When half-siblings Barbara Broccoli and Michael G. Wilson inherited the Bond franchise in the mid-1990s, they received a piece of advice from their dying father, legendary producer Cubby Broccoli, that would end up guiding their creative decisions for decades. “Don’t let anybody else screw it up,” he warned them. “You can screw it up if you want to, but don’t let other people screw it up.”
Alas, it is finally somebody else’s turn. Last week, Broccoli, 64, announced that she and Wilson (who at 83 has been edging into retirement the past few years) were selling their interest in their late father’s EON — the company that’s kept the Broccoli dynasty in creative control of 007 since the character first swaggered onto the screen in 1962 — to Amazon, the powerful international organization run by a bald-headed billionaire who hangs out in a hollowed-out volcano (well, a yacht, but big diff). The shocking turn of events left much of Hollywood baffled. Why, after so faithfully guarding this precious family heirloom, would Broccoli suddenly unload it? And to the very people she’d been locking horns with for the past four years, since Amazon purchased MGM, Bond’s longtime home, for $8.45 billion in 2021? Insiders say there are a couple of theories.

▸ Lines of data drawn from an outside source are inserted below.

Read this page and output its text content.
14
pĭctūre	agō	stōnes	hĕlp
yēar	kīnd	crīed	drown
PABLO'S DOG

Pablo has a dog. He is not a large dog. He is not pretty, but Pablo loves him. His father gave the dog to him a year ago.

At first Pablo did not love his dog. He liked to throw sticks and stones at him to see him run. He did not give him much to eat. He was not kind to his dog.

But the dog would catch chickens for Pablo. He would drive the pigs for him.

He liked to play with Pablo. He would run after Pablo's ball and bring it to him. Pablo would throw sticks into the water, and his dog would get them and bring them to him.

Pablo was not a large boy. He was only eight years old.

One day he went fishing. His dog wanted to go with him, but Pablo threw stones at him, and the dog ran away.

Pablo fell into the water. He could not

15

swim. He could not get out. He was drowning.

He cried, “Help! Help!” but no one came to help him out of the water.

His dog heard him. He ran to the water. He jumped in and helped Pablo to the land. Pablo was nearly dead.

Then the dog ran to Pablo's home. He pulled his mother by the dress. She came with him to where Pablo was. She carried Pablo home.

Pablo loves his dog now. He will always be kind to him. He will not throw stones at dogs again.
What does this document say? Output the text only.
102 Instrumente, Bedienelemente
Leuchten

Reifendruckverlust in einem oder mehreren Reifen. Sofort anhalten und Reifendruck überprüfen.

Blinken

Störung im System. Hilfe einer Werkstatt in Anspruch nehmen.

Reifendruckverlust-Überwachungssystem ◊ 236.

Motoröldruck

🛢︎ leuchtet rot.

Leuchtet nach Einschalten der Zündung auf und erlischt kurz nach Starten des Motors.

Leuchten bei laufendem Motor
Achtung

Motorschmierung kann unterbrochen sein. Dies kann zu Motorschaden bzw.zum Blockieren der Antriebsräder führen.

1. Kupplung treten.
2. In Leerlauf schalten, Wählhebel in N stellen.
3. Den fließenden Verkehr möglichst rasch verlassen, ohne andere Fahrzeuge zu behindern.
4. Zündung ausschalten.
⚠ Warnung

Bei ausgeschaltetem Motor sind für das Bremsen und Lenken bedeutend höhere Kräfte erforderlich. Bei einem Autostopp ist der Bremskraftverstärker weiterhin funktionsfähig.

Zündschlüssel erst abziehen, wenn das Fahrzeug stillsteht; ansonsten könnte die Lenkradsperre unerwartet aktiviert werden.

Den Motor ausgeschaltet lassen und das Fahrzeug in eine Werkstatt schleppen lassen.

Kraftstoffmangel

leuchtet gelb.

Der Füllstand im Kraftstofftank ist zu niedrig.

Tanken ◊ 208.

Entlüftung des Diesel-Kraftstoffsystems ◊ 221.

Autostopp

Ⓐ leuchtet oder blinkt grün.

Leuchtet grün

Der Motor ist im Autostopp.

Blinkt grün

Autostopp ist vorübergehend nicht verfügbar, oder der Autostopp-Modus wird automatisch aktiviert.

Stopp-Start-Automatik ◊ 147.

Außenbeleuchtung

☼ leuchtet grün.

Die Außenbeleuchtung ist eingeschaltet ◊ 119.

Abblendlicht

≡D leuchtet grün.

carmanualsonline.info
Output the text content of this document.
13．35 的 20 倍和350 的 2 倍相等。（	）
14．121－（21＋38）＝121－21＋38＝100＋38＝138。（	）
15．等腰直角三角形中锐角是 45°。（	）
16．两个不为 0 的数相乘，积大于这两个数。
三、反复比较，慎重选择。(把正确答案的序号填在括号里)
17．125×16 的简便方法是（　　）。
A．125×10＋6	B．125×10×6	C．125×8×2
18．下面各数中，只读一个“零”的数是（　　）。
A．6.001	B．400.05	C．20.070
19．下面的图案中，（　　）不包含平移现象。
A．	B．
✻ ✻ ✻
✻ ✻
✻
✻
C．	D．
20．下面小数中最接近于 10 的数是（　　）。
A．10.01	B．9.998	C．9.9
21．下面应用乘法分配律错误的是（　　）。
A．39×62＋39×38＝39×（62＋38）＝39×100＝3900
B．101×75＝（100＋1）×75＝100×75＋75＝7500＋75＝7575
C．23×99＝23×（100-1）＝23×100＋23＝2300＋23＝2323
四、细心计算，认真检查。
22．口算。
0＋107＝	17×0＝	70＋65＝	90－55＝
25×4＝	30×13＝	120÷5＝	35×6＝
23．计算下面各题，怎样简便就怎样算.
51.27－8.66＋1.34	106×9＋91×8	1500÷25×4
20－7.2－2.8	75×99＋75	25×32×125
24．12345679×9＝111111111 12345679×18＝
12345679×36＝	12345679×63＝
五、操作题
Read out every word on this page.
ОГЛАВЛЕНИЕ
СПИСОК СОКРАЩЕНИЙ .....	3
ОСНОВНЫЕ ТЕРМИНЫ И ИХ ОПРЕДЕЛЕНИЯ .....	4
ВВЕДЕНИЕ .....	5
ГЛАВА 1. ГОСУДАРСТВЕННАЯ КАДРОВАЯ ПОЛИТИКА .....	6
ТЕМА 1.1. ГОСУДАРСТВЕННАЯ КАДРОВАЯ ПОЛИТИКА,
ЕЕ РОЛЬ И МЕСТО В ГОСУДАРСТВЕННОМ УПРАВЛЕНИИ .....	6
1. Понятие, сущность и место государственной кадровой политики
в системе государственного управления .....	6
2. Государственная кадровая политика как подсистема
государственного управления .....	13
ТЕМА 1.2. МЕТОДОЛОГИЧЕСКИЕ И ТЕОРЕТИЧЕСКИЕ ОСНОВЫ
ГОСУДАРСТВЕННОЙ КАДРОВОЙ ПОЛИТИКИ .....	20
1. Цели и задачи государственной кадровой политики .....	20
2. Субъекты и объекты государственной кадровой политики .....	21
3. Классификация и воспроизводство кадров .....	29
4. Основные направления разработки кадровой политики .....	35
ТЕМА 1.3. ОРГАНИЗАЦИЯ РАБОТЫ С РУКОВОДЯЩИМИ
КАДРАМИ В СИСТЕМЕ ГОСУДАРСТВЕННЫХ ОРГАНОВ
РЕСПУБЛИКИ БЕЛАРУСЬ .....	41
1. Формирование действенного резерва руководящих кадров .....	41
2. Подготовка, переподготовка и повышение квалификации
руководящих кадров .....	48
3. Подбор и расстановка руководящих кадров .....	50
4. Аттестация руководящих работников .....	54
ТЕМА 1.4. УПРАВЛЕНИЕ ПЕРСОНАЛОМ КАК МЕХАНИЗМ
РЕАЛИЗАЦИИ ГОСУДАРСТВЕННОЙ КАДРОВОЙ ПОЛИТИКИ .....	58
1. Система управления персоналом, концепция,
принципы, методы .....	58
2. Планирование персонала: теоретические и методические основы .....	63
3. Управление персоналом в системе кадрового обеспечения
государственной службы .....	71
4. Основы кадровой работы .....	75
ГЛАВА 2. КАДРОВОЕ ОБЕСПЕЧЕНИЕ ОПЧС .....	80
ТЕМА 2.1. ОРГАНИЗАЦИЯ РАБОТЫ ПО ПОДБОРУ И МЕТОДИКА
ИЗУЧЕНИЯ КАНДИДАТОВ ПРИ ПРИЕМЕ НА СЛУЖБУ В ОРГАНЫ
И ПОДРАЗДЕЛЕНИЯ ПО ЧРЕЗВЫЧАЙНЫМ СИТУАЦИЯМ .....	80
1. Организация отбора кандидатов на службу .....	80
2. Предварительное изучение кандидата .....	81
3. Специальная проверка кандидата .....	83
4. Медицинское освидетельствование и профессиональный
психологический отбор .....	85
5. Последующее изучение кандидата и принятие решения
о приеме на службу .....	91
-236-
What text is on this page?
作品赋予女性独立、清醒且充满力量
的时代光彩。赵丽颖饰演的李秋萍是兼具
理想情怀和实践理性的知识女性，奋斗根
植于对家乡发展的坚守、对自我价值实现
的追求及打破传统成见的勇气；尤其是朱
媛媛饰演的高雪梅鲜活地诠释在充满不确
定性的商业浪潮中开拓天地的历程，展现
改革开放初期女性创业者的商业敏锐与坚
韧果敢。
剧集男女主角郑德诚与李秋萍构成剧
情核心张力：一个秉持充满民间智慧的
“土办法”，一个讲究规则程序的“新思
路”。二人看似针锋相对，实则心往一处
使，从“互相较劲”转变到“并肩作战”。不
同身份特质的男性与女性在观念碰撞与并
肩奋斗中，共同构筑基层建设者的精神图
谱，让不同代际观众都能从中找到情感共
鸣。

Theory one: After producing nine Bond films over 30 years, starting with GoldenEye in 1995, Broccoli no longer has the stomach or stamina for another years-long Bond production marathon. Although she’s famously adroit at dispatching meddlesome film executives — something she mastered early on with MGM — Broccoli is said to have grown tired of that as well and clearly hit a wall with her new partners at Amazon, whom she recently described in a Wall Street Journal interview as “fucking idiots.” Those choice words, in retrospect, were probably a clue she’d had enough and was ready to bolt. Theory two: Jeff Bezos made her an offer she couldn’t refuse. “He read her quote in the Journal and got on the phone and said, ‘I don’t care what it costs, get rid of her,’ ” is what one source familiar with the franchise hears is what happened, confirming that it ended up costing Bezos something like (pinkie to lip) one billion dollars.
Both theories are plausible, but neither fully explains Broccoli’s head-scratching change of heart. For one thing, she hardly needs money: She’s already reportedly worth close to a half-billion dollars. For another, she’s not only severing herself from the franchise but the rest of the Broccoli family, including several young potential heirs — Broccolini — like Wilson’s son, Greg, who sources say was being groomed to take over the business, as well as a niece who also has worked on the movies. “To tell you the truth,” the source tells Rambling Reporter, “nobody knows why Barbara did it. It doesn’t make sense.”